Kenanga Research & Investment

Spritzer Bhd - Towards Future Traction

kiasutrader
Publish date: Thu, 21 Sep 2017, 09:48 AM

We are initiating coverage on SPRITZER with an MARKET PERFORM call and TP of RM2.20 based on FY18E PER of 13.0x. Future earnings from the group are backed by growing export sales while investments in production and warehousing capabilities should improve output and efficiency. The group’s leading market position is expected to sustain given the resilient demand for the group products.

Growing international footprint. The group had ventured into the China and UK markets as a means of expanding its export market base. The move could potentially serve as a buffer against the weak domestic market which has been undermined by poor consumer spending post-GST implementation and unfavourable forex. While operations in China are expected to incur high gestation costs in way of high marketing expenses against the heavy competition, effective initiatives could yield promising prospects given the much larger population base and spending ability, especially in the more developed cities. We do not anticipate a significant shift in forex exposure in the short term as Singapore remains the largest export market (50%) at present.
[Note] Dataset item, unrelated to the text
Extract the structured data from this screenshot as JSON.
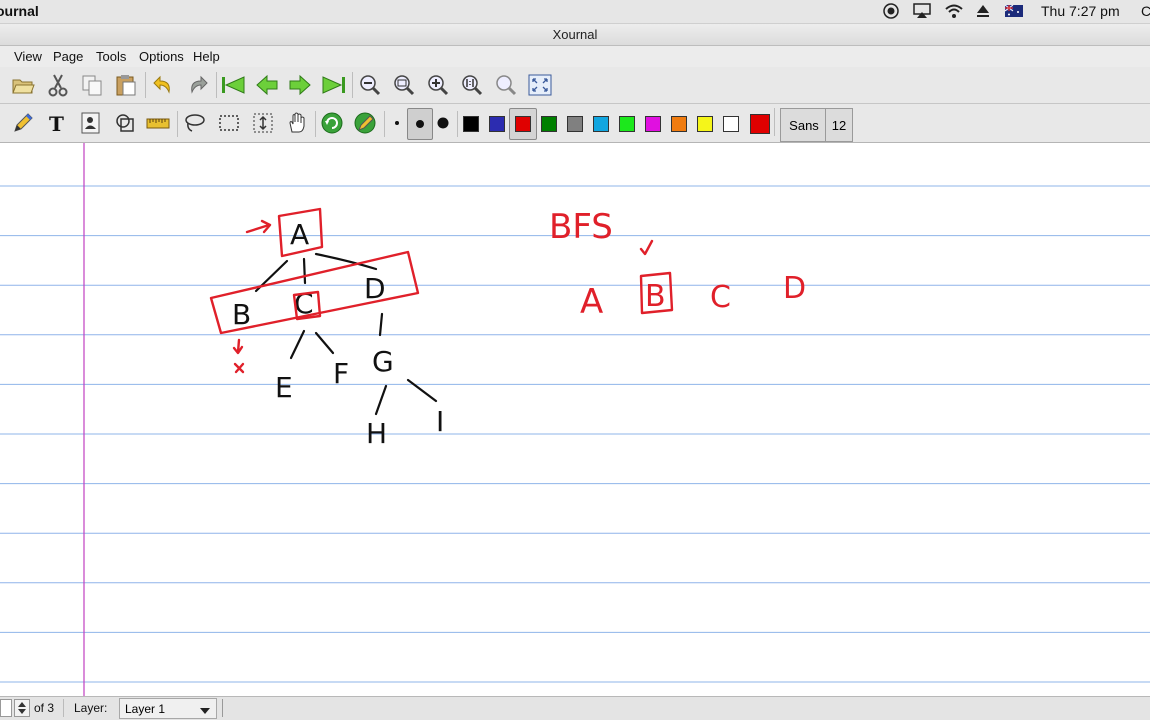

Enhancing production and warehousing capabilities. For the next three years, the group aims to invest c.RM60-80m to increase the automation of its production lines and key warehousing capabilities. Management aims to expand its production capacity by c.20%. The move should improve economies of scale and subsequently lead to margins expansion. The added capacity could also allow for more aggressive trading of products in China in the near future. Currently, the group has a total production capacity of 650 million litres per annum with an utilisation rate of c.70%.

Market leader with resilient product demand. The group is a leading player in the domestic bottled water market with an estimated 40% share. Backed by three key product brands (i.e. Spritzer, Cactus, Summer) with different price ranges, the group is able to tap into the various consumer segments with different spending habits to spread and sustain its market presence. In addition, the exclusive licensing of the group’s key water well locations make it difficult for new entrants to compete in the market.

We expect FY17 to close with lower earnings at RM23.0m (-5%) despite flattish sales of RM319.4m against RM318.5m in CY16, due to gestation cost from China and higher raw material prices. FY18 is expected to perform better with stronger sales at RM333.2m (+4%) driven by higher export volume and product price increase of c.5% to support local sales margins. Net earnings could potentially record at RM30.3m (+31%) on the back of higher margins in lieu of the said price increase and cost savings from higher production efficiency.

Initiate coverage with an MARKET PERFORM call and TP of RM2.20. Our TP is derived from a 13.0x PER (3-year average Fwd. PER) on FY18E earnings per share of 16.7 sen. The valuation is at a 25% discount from the stock’s small cap beverage FMCG peer, PWROOT of 17.0x PER (3-year average Fwd. PER at +2SD) which we believe is fair given PWROOT’s better dividend potential (i.e. c.6% yield) against the stock’s c.3% yield. We believe the resilience of group’s products and leading market share could sustain the group’s performance in the challenging operating environment.